Publicaties

Signalering Synthetische Biologie – update 2013

Signaleringen | 17.01.2013 | CGM/130117-01

Synthetische biologie als nieuw onderzoeksveld heeft in de afgelopen jaren sterk de aandacht getrokken. Enerzijds wordt synthetische biologie gezien als een technologie die nieuwe mogelijkheden biedt voor (bio)technologische applicaties en onderzoek. De eerste toepassingen waaronder de productie van biobrandstoffen, bioplastics, medicijnen en vaccins worden binnen enkele jaren op de markt verwacht. Anderzijds worden er zorgen geuit over de beheersbaarheid van de eventuele risico’s verbonden aan deze technologie.
De COGEM heeft eerder signaleringen uitgebracht over synthetische biologie, voor het eerst in 2006. Daarnaast heeft zij op nationaal en internationaal niveau activiteiten ontplooid om dit veld te monitoren. De afgelopen vier jaar hebben zich een aantal ontwikkelingen voorgedaan die aanleiding zijn geweest voor de COGEM om een update uit te brengen van haar laatste rapport uit 2008.
In de voorliggende signalering worden de ontwikkelingen van de afgelopen vier jaar (2008 – 2012) in kaart gebracht en wordt gekeken wat de mogelijkheden en uitdagingen per subveld zijn.
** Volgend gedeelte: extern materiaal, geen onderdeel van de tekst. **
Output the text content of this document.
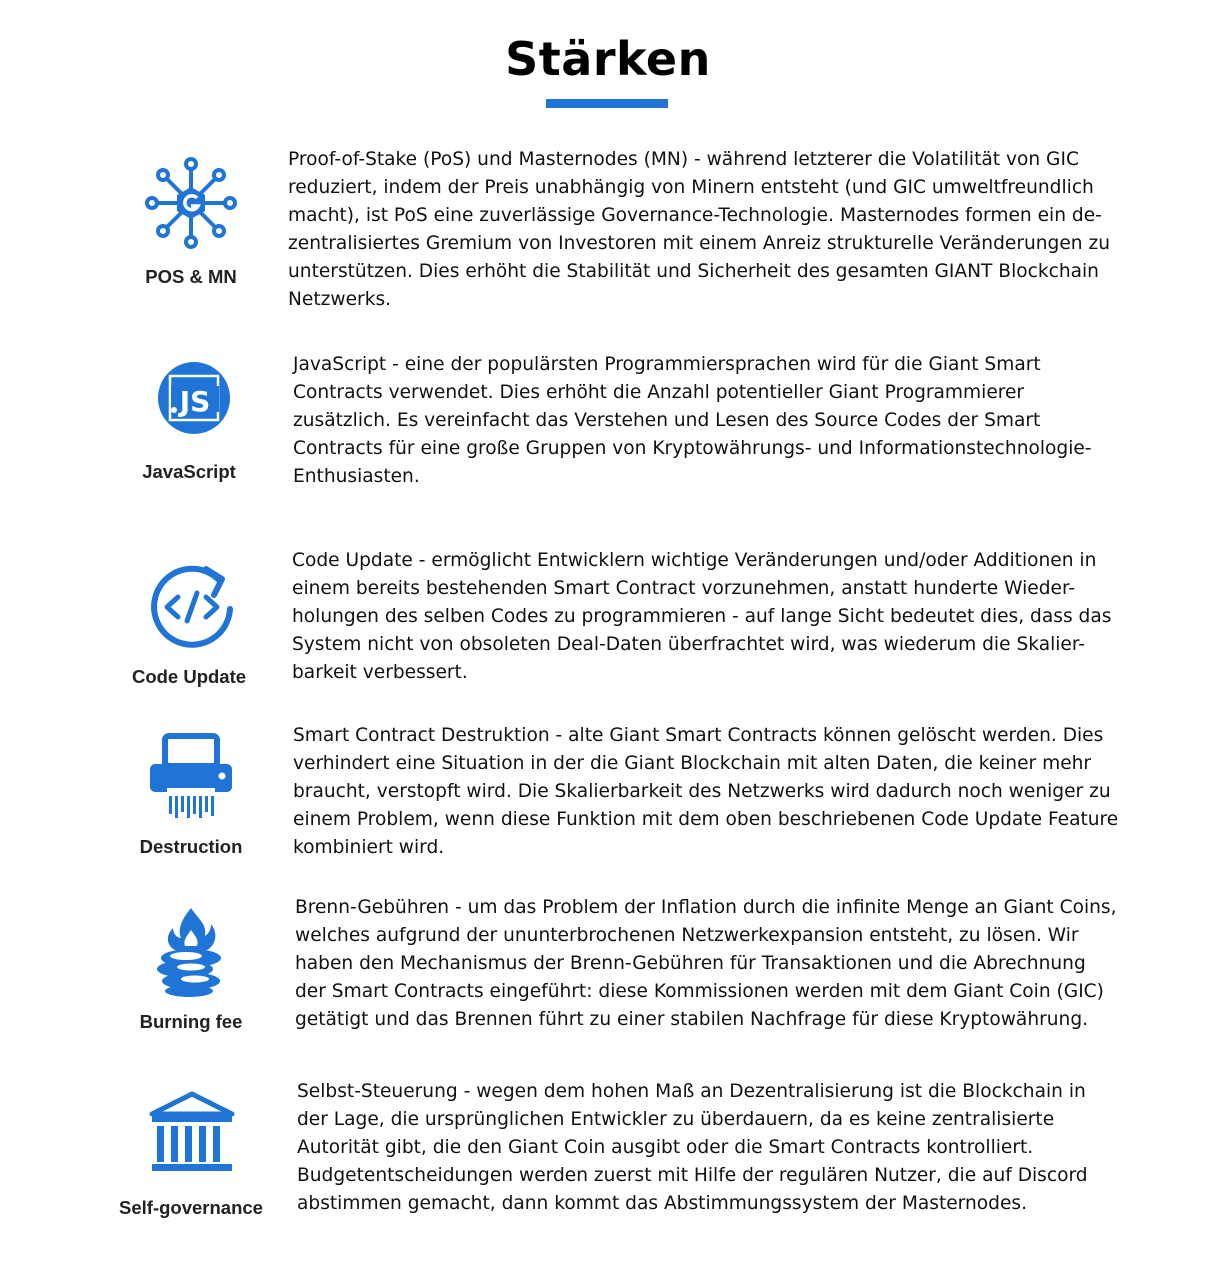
Stärken
POS & MN
Proof-of-Stake (PoS) und Masternodes (MN) - während letzterer die Volatilität von GIC
reduziert, indem der Preis unabhängig von Minern entsteht (und GIC umweltfreundlich
macht), ist PoS eine zuverlässige Governance-Technologie. Masternodes formen ein de-
zentralisiertes Gremium von Investoren mit einem Anreiz strukturelle Veränderungen zu
unterstützen. Dies erhöht die Stabilität und Sicherheit des gesamten GIANT Blockchain
Netzwerks.
JS
JavaScript
JavaScript - eine der populärsten Programmiersprachen wird für die Giant Smart
Contracts verwendet. Dies erhöht die Anzahl potentieller Giant Programmierer
zusätzlich. Es vereinfacht das Verstehen und Lesen des Source Codes der Smart
Contracts für eine große Gruppen von Kryptowährungs- und Informationstechnologie-
Enthusiasten.
Code Update
Code Update - ermöglicht Entwicklern wichtige Veränderungen und/oder Additionen in
einem bereits bestehenden Smart Contract vorzunehmen, anstatt hunderte Wieder-
holungen des selben Codes zu programmieren - auf lange Sicht bedeutet dies, dass das
System nicht von obsoleten Deal-Daten überfrachtet wird, was wiederum die Skalier-
barkeit verbessert.
Destruction
Smart Contract Destruktion - alte Giant Smart Contracts können gelöscht werden. Dies
verhindert eine Situation in der die Giant Blockchain mit alten Daten, die keiner mehr
braucht, verstopft wird. Die Skalierbarkeit des Netzwerks wird dadurch noch weniger zu
einem Problem, wenn diese Funktion mit dem oben beschriebenen Code Update Feature
kombiniert wird.
Burning fee
Brenn-Gebühren - um das Problem der Inflation durch die infinite Menge an Giant Coins,
welches aufgrund der ununterbrochenen Netzwerkexpansion entsteht, zu lösen. Wir
haben den Mechanismus der Brenn-Gebühren für Transaktionen und die Abrechnung
der Smart Contracts eingeführt: diese Kommissionen werden mit dem Giant Coin (GIC)
getätigt und das Brennen führt zu einer stabilen Nachfrage für diese Kryptowährung.
Self-governance
Selbst-Steuerung - wegen dem hohen Maß an Dezentralisierung ist die Blockchain in
der Lage, die ursprünglichen Entwickler zu überdauern, da es keine zentralisierte
Autorität gibt, die den Giant Coin ausgibt oder die Smart Contracts kontrolliert.
Budgetentscheidungen werden zuerst mit Hilfe der regulären Nutzer, die auf Discord
abstimmen gemacht, dann kommt das Abstimmungssystem der Masternodes.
Verkend wordt hoe met mogelijke toekomstige knelpunten in de risicoanalyse kan worden omgegaan.

De COGEM signaleert dat de huidige risicoanalysemethodiek op dit moment voldoet voor het onderzoek dat plaatsvindt in het veld van synthetische biologie. Indien de huidige trends zich doorzetten kan de toekomstige risicoanalyse mogelijk bemoeilijkt worden door een toename van de complexiteit van de interacties, het vervagen van de grens tussen donor en gastheer en het ontbreken van een natuurlijke referentie als kader van risico’s en risicoperceptie.

Deze ontwikkelingen kunnen ertoe leiden:
• dat in de toekomst het referentiekader van een bekend en gekarakteriseerd gastheerorganisme ontbreekt, of;
• dat de ingebrachte eigenschappen en de interacties met het gastheerorganisme onvoorspelbaar worden.
Op kortere termijn kan de toename van schaalgrootte en snelheid bovendien leiden tot:
• praktische en organisatorische problemen in relatie tot de huidige casusgewijze benadering.

Onderzoekers moeten bij vergunningaanvragen de benodigde data aanleveren voor het uitvoeren van de risicoanalyse. Juist naarmate de vraagstellingen complexer worden, zullen wederzijdse leerprocessen tussen onderzoekers en risicobeoordelaars een belangrijk punt van aandacht vormen. Risicobeoordelaars en vergunningverleners moeten hierbij tijdig aangeven welke typen van gegevens aangeleverd moeten worden om een milieurisicoanalyse te kunnen uitvoeren. Het spanningsveld tussen praktische hanteerbaarheid van de veiligheidsmaatregelen bij onderzoek en het veilig werken met genetische modificatie vraagt daarbij mogelijk om een intensiever contact tussen vergunningverleners, risicobeoordelaars en aanvragers of onderzoekers. De overheid kan een faciliterende rol spelen in deze processen door aandacht te besteden aan de risicoanalysemethodiek bij het opstellen van onderzoeksprogramma’s.
Daarnaast is een mogelijk administratief knelpunt gesignaleerd door een toename van de schaalgrootte en snelheid van de ontwikkelingen. Hierdoor kan de casusgewijze beoordeling zoals deze nu wordt gehanteerd in de knel komen. Door nader onderzoek, bijvoorbeeld naar hoe andere Europese of internationale vergunningverleners hiermee omgaan, kunnen mogelijk ideeën en oplossingen worden opgedaan om de administratieve last van de casusgewijze benadering te beperken.